Telstra Corporation Ltd

Security price: $6.29
Industry: Telecommunications
Forecast distribution: 30c per share fully franked
Last April, we said Telstra was a stalwart of local share portfolios but investors should take a fresh look at it as an income stock.
The shares have since rallied 24 per cent from $5.08 to $6.29, and income investors may now be asking whether Telstra is too expensive.
Telstra is highly profitable, so the solid yield will continue to sustain the stock with more cuts to interest rates likely.
With no dividend payment until September, the stock should be accumulated below $6.
Telstra is Australia’s largest telecommunications provider. Its products and services include broadband, mobile and data, in which it mostly has dominant market shares. Its operations are now being rebalanced, with the growth of mobile offsetting the decline in fixed-voice revenue as customers shift from fixed voice telephony such as home phones to mobile and online.
The company’s recent interim results showed the rebalancing is on track, with strong performances. Its mobile business lifted revenue 10 per cent and added 366,000 subscribers, although there is a question mark over how sustainable this growth is.
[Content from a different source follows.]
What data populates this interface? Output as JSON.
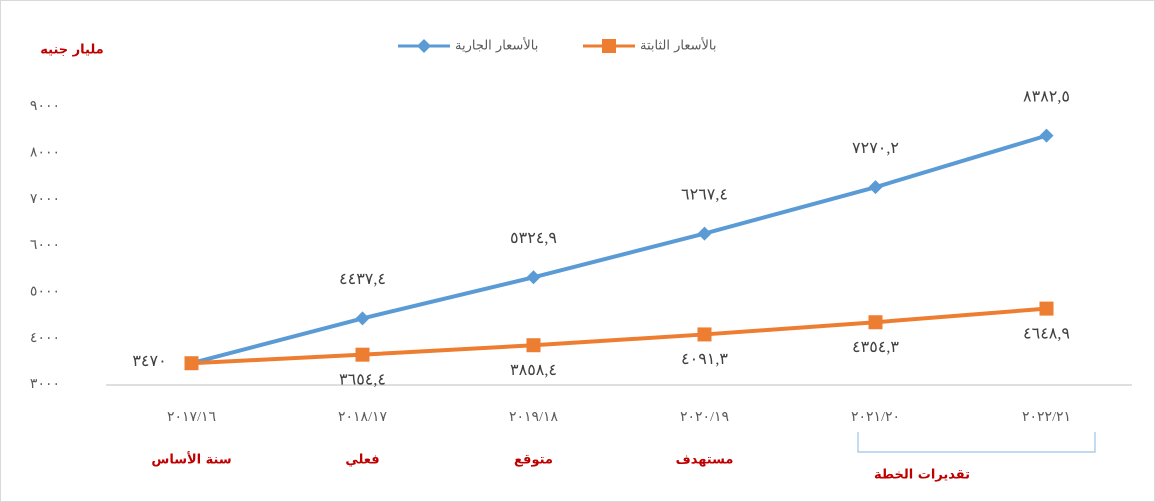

But the company also has a good growth outlook across a range of services, in­cluding cloud computing and unified communications offered by its Network and Application Services division.
Gearing as measured by net debt to equity increased from 75 per cent during the half to 105 per cent as net debt rose $3.7 billion to $14bn and ­equity fell $470 million, largely due to the $1bn share buyback. That gearing is high but financial risk is mitigated by strong, consistent cashflows and the coming NBN compensation payments with a present value of $11bn.
Telstra declared an interim dividend of 15c a share fully franked, up 3.6 per cent on the previous corresponding period but at the lower end of expectations. The full-year payout is forecast to be 30c fully franked, giving a solid yield of 4.8 per cent.
Telstra’s management also indicated its dividend reinvestment plan (DRP) would start again for the first time since 2008, taking effect from the 2015 final dividend. This is disappointing because it increases the number of shares on issue and slows dividend growth.
At $6.29, Telstra is trading slightly above our valuation of $6.08, but the stock’s reputation as a yield play is likely to grow.